Не родись Олекса купцом, был бы плотником, древоделей, резал ворота да причелины, покрывал бы густым плетеным узором наличники, вереи, подзоры, столбы, сани… Ходил бы пеший на ту же рать к Колываню да лихо гулял по праздникам в красной рубахе домотканой, в желтых сапогах яловых, в зипуне сероваленого сукна… И дела бы не было до хитрых боярских козней!
– Творимиричу! Никак плотничаешь? – донесся снизу голос Максима Гюрятича. – Про братчину-никольщину забыл ле?
Разом покинула радость. Неспроста пришел. Поди, опять, от Ратибора! И другу не рад Олекса. Спускается на землю, снова становится купцом.
– Про братчину как забыть! Коли уж я куны внес за себя и за Якова.
– Якову твоему пора на паперти стоять, а ты его все в купецкое братство тянешь! Много кун ему передавал?
– Не одному ему даю! – отрезал Олекса. Крепко хлопнул Максима по спине:
– Пошли-ко на сени!
– Ты меня с Яковом не равняй, – чуть обиженно протянул Гюрятич, – я свое со глуби моря достану, а он с моста не подберет! За мной серебро еще ни у кого не пропадало!
– Ой ли?
– Ты что, Олекса, не веришь мне? Али брат что наплел?
– Брат, верно, тебя не любит, а что он переводником николи не был, то сам знашь. Тайностей твоих он мне не выдавал, не боись, Максим! А я что дал, то дал! Мы с тобой дружья-приятели давно были и будем. Давай сказывай, почто пришел? С делом, неделом али пустым разговором? От Ратибора, поди?
– Ратибор только напомнить велел, а я к тебе от себя самого. Ты, Олекса, не гневай на меня, – начал Максим, бегая глазами, когда вошли в сени и уселись на перекидную скамью прям волоковых окон, сейчас настежь раздвинутых ради весеннего теплого дня. – Я серебро у тебя взял, нынче всем серебро нать, я знаю. А только хочу дело предложить. Такое дело, я бы сам один попользовалсе, да перед тобой в долгу. Ворочается дружина, Путятина чадь, из Югры, меха везут. Слышно, в распуту подмокли, отдадут нипочем…
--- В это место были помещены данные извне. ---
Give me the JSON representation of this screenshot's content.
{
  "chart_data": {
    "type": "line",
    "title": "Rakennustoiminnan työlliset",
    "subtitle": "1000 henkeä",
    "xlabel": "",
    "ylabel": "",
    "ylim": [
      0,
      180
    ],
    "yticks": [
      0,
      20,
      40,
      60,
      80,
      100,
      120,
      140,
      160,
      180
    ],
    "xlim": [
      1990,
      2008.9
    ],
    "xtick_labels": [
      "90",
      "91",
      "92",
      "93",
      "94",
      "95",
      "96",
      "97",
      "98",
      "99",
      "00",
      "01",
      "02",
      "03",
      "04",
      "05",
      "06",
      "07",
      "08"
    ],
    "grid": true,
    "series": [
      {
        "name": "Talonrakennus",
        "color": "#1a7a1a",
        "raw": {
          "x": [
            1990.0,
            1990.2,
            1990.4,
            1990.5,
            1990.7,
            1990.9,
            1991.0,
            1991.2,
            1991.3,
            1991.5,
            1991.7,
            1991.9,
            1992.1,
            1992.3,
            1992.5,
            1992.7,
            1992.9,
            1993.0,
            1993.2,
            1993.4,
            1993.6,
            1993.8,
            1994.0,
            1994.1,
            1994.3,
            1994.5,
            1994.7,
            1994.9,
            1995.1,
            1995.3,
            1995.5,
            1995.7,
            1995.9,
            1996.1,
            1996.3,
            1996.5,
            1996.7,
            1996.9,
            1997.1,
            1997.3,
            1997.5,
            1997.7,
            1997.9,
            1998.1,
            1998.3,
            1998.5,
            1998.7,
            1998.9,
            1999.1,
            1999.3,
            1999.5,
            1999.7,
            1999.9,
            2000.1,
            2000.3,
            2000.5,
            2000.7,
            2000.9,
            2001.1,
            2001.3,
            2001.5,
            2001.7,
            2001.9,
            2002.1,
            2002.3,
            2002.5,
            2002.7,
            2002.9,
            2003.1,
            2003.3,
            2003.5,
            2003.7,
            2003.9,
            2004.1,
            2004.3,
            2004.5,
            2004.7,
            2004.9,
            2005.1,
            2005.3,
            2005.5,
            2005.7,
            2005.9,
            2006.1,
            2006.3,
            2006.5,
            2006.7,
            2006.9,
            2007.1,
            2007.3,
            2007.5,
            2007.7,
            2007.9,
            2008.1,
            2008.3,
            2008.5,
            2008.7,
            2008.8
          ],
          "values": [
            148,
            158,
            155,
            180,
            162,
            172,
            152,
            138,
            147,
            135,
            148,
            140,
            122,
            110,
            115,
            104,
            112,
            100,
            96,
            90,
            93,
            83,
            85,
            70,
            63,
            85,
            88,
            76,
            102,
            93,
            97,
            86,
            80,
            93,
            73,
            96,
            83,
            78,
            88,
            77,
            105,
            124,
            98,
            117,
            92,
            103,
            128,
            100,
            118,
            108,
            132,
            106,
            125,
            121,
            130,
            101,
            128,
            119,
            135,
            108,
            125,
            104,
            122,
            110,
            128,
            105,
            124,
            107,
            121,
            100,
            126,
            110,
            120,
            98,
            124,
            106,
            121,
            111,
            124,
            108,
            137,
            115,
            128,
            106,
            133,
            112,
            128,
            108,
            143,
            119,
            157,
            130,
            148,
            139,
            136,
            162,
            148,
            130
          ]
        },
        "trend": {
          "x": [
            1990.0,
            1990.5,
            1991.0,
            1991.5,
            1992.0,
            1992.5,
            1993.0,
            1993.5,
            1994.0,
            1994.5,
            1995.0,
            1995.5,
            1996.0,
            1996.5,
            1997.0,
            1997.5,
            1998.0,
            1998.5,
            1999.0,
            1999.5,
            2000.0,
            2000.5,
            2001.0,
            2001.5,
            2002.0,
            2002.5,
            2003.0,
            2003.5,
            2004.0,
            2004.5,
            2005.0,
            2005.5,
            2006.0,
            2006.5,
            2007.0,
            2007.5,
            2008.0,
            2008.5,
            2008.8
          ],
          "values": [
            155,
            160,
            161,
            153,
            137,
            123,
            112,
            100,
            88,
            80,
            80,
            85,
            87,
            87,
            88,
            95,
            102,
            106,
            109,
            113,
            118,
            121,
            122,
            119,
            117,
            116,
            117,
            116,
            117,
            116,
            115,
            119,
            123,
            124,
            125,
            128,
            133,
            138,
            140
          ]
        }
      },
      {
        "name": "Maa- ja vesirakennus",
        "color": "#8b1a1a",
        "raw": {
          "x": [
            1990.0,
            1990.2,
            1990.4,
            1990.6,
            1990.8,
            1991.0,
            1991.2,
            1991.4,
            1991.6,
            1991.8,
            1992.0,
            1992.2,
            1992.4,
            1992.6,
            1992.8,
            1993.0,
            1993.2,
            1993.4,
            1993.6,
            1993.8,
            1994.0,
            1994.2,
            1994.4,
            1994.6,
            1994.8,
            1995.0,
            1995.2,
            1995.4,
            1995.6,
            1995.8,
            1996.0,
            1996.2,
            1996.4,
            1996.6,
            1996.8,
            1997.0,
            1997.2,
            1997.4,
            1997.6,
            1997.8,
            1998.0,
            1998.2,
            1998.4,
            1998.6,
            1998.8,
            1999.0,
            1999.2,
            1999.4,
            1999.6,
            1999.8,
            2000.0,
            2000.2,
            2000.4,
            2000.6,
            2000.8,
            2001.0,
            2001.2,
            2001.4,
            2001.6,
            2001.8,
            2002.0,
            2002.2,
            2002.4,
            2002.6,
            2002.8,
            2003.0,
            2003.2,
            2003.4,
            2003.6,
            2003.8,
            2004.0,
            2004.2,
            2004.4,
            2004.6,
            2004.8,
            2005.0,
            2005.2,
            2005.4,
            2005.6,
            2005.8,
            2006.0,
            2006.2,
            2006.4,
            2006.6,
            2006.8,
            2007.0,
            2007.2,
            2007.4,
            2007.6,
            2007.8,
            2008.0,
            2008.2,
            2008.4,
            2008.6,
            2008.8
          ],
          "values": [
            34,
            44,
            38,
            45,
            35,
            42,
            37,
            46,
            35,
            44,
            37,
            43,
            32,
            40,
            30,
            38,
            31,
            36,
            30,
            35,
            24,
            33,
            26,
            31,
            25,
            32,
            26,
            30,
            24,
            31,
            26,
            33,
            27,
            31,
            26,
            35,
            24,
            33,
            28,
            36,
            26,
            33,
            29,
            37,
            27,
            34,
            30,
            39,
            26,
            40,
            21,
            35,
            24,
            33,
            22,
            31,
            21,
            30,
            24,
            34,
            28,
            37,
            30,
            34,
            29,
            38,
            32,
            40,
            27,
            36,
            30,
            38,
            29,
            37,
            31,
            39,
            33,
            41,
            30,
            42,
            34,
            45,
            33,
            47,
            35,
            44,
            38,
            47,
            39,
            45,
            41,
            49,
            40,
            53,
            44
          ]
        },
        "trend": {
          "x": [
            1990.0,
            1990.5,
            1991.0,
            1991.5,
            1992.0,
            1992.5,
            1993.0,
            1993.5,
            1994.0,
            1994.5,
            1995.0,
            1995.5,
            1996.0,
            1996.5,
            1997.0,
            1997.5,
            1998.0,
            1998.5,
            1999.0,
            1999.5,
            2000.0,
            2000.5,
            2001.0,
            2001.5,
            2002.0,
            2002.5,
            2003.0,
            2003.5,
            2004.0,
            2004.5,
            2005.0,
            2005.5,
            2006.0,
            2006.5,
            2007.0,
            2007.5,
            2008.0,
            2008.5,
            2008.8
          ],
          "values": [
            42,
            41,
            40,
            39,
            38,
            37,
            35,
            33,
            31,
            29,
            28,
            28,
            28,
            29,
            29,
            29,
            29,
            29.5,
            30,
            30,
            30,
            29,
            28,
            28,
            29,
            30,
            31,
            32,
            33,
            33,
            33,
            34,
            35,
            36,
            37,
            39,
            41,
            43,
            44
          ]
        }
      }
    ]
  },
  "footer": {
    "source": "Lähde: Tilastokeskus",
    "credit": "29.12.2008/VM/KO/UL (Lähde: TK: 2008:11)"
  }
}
– Мало тебе было горя в немцах с подмоченным товаром, опять хочешь!
Ратибор еще не в тысяцких, гляди!
– Нет, погодь, дело верное. Я отправлю без пробы, помогут – человек есть на Варяжском дворе, на кораблях. А под Раковором нападут разбоеве, товар тот пограбят…
– Как знашь?!
Максим кинул глазами врозь, повел носом:
– Человек есть верный.
– Тать, а верный?
– Тарашка.
– Ну, Максим! – только и вымолвил Олекса.
– Да нет, ты выслушай, дело-то верное! Цену возьмем с купцов немецких по «правде», по грамотам договорным, прибыток пополам, а?
– Нет, Максим Гюрятич, друг ты мне, а от того уволь! Я в татьбе не участник. Бог даст, с немцами и без того переведаемсе…
И, видя настороженный лик Максима, с которого исчезла обычная плутовская усмешка, добавил:
– Про то, что ты мне молвил, я не знаю и не слыхал того, и в роте о том стану и побожусь, коли надо, что ничего не знал!
Твердо глянул в пронзительные глаза Максима.
– Ну, спасибо, Олекса, – заторопился тот, суетясь.
– Запутался ты, Гюрятич?
– Маленько есть того, Олекса. Но я не пропаду, не боись, и серебро верну по грамоте, в срок.
– Верю, Максим, а и задержишь – я на тебя скоро объявлять не буду, сам знашь!